December 17, 2012 08:39 AM

DROUGHT-EASING RAINS FOR COUNTRY'S MIDSECTION... Meteorologist Gail Martell of MartellCropProjections.com says conditions across the country's midsection have suddenly turned stormy, with rains seen in western Kansas and western Texas of up to 0.50 inch and areas of the Corn Belt seeing up to 1 inch of precip over the weekend. Martell says more rain is on the way through midweek of up to 0.75 inch for the Plains and up to 1.5 inches for the Midwest, with the heaviest precip favoring southern Illinois and southern Indiana. Click here for related maps, as well as global weather highlights.


OBAMA EXPECTED TO TAP SEN. KERRY AS SECRETARY OF STATE... President Obama this week could nominate a new Secretary of State to replace outgoing Secretary Hillary Clinton. Sen. John Kerry (D-Mass.) is widely expected to be his choice. Clinton is recovering at home after suffering a concussion, a spokesman said Saturday. "While suffering from a stomach virus, Secretary Clinton became dehydrated and fainted, sustaining a concussion," Philippe Reines said in a statement. "She has been recovering at home and will continue to be monitored regularly by her doctors." At the recommendation of her doctors, "she will continue to work from home next week, staying in regular contact with Department and other officials," he said. Clinton canceled a trip to North Africa last week due to illness. Clinton will be unable to testify on the Benghazi raid next week in front of the House Foreign Affairs Committee and the Senate Foreign Relations Committee due to her recent concussion. Clinton deputies Tom Nides and Bill Burns will testify in her place before Senate and House committees. Click here for a list Washington-related items to watch this week.

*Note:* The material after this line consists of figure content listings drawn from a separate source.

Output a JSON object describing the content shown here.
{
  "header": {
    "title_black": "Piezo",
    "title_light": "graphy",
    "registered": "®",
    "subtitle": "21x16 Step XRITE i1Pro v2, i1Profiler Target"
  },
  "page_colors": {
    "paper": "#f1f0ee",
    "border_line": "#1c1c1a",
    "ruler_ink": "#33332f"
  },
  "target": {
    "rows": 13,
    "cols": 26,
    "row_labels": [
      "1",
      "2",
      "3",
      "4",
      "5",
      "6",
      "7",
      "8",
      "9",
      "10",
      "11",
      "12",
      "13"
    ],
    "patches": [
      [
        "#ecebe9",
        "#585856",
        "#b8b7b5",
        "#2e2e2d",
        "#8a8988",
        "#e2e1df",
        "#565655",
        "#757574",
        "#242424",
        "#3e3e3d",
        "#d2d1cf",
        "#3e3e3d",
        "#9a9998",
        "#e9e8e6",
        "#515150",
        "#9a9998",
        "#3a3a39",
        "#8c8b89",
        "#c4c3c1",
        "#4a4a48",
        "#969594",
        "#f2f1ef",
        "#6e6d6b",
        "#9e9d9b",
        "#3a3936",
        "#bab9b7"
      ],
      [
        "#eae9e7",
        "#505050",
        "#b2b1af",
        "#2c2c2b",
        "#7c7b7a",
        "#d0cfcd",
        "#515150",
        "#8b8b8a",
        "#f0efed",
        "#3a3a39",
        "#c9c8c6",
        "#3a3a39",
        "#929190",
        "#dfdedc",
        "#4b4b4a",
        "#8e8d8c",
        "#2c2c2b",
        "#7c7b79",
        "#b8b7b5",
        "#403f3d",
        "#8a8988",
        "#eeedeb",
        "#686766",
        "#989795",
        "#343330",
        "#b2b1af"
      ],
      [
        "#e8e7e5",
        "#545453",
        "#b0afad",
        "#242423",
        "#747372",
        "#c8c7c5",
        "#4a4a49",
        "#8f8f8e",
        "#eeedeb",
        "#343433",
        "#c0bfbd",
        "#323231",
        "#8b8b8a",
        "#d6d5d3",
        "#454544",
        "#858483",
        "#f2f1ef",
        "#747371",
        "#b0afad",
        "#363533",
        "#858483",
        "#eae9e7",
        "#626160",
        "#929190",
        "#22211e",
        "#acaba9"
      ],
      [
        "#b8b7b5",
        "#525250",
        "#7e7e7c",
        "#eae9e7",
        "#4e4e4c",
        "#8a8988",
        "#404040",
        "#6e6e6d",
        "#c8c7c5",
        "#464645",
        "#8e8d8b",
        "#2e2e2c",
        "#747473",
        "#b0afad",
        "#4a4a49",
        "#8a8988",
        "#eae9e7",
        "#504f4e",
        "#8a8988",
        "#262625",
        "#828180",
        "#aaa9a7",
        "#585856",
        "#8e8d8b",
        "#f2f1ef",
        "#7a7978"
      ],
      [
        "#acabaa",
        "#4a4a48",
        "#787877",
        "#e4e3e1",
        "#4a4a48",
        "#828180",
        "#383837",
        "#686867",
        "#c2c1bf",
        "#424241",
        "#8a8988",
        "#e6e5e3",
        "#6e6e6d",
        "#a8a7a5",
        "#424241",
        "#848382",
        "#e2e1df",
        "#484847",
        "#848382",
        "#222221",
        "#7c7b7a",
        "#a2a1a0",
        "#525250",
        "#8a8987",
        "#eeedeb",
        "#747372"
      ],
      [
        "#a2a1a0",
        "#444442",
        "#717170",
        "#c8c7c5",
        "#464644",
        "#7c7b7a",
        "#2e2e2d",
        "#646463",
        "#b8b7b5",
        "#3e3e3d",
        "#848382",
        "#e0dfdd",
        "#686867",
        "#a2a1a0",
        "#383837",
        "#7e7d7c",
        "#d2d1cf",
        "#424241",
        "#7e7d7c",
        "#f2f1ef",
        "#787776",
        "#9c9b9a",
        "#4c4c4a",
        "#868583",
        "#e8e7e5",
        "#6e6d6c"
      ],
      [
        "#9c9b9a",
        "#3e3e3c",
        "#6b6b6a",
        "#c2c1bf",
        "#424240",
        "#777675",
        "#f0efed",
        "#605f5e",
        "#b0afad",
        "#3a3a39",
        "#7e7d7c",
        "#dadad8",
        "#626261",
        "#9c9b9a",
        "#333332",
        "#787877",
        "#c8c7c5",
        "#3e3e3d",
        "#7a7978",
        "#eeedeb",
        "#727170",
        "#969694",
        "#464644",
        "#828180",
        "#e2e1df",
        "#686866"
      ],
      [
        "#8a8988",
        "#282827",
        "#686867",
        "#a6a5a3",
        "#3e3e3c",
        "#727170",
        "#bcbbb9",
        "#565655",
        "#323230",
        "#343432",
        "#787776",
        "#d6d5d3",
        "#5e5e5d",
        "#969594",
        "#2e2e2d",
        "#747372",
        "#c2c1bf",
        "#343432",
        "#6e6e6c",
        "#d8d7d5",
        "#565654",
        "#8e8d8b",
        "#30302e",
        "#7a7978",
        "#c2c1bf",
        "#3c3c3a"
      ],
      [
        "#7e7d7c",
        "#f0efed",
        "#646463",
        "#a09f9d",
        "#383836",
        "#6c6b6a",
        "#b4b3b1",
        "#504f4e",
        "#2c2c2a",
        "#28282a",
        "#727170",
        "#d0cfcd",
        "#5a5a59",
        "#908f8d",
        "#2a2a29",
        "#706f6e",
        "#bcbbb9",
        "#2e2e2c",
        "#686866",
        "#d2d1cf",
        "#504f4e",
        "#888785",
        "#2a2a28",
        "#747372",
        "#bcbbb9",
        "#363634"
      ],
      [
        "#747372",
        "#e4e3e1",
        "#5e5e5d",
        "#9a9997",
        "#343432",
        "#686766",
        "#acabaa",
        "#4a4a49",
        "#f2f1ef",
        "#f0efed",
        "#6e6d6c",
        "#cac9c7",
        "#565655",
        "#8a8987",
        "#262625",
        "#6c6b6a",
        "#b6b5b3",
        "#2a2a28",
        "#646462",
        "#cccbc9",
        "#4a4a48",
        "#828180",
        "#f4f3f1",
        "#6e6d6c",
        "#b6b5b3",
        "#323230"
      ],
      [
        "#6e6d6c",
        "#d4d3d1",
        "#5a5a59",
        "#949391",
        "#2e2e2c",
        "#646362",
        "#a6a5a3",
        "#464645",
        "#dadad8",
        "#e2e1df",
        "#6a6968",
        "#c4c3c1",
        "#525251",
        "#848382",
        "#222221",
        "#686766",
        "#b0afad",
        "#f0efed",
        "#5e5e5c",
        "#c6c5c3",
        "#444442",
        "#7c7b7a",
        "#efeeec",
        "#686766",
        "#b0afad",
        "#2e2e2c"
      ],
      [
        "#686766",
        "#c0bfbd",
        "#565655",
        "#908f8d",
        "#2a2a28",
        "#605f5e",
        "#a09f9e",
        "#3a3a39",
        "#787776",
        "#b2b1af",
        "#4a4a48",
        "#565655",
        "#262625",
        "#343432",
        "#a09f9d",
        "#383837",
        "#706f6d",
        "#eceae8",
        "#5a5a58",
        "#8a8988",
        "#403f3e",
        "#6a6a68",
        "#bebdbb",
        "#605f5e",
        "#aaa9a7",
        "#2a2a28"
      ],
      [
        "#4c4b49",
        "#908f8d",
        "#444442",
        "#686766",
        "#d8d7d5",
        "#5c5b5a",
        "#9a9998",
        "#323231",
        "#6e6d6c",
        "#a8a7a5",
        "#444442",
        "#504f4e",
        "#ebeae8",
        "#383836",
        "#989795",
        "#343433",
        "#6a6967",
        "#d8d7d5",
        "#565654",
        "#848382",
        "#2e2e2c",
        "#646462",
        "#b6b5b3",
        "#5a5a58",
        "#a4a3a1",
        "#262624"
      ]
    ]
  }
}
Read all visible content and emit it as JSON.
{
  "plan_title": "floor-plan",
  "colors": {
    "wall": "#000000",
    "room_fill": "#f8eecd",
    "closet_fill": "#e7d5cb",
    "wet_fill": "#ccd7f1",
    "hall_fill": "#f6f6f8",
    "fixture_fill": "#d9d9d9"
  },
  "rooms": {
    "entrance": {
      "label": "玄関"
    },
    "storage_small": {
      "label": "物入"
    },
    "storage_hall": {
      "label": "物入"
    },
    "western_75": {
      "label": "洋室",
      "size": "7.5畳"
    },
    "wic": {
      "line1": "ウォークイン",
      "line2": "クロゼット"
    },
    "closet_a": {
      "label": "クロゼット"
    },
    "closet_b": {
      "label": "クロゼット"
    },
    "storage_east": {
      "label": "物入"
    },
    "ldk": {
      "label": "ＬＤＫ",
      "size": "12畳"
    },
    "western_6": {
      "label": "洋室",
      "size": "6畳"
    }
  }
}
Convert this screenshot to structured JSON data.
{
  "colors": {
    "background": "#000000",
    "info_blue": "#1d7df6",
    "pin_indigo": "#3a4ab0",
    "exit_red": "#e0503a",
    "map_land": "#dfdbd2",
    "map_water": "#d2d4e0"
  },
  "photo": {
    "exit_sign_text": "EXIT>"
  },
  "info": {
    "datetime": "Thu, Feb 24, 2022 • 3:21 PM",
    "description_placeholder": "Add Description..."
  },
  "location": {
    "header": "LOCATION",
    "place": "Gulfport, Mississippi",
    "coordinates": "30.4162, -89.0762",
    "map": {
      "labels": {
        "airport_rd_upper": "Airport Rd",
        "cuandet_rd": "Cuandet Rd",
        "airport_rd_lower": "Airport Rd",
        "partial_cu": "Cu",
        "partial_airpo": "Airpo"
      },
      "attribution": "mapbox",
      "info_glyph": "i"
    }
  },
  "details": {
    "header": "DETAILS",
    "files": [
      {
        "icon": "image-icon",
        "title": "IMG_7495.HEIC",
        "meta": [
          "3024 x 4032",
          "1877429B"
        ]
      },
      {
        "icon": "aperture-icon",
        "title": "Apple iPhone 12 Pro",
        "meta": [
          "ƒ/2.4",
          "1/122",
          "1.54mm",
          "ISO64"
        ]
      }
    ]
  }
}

ANOTHER CORN-BASED ETHANOL PLANT TO BE BUILT IN MATO GROSSO... South American crop consultant Dr. Michael Cordonnier says Mato Grosso, Brazil, is quickly becoming a major corn producing state in addition to being the No. 1 soybean state. Because it's very expensive to export corn from central Brazil to corn to Asia or Europe, efforts are under way to utilize more corn by building corn-based ethanol plants.

Dr. Cordonnier explains virtually all the ethanol in Brazil is derived from sugarcane, with the bulk of the sugarcane crop grown in southeast Brazil. But plans are in place to build Mato Grosso's second corn-based ethanol plant, which will also utilize sorghum. "While still small compared to corn, sorghum production is becoming a more popular option for a second grain crop following soybeans. Corn has a higher yield potential than grain sorghum, but the planting window for corn is more restricted," he says.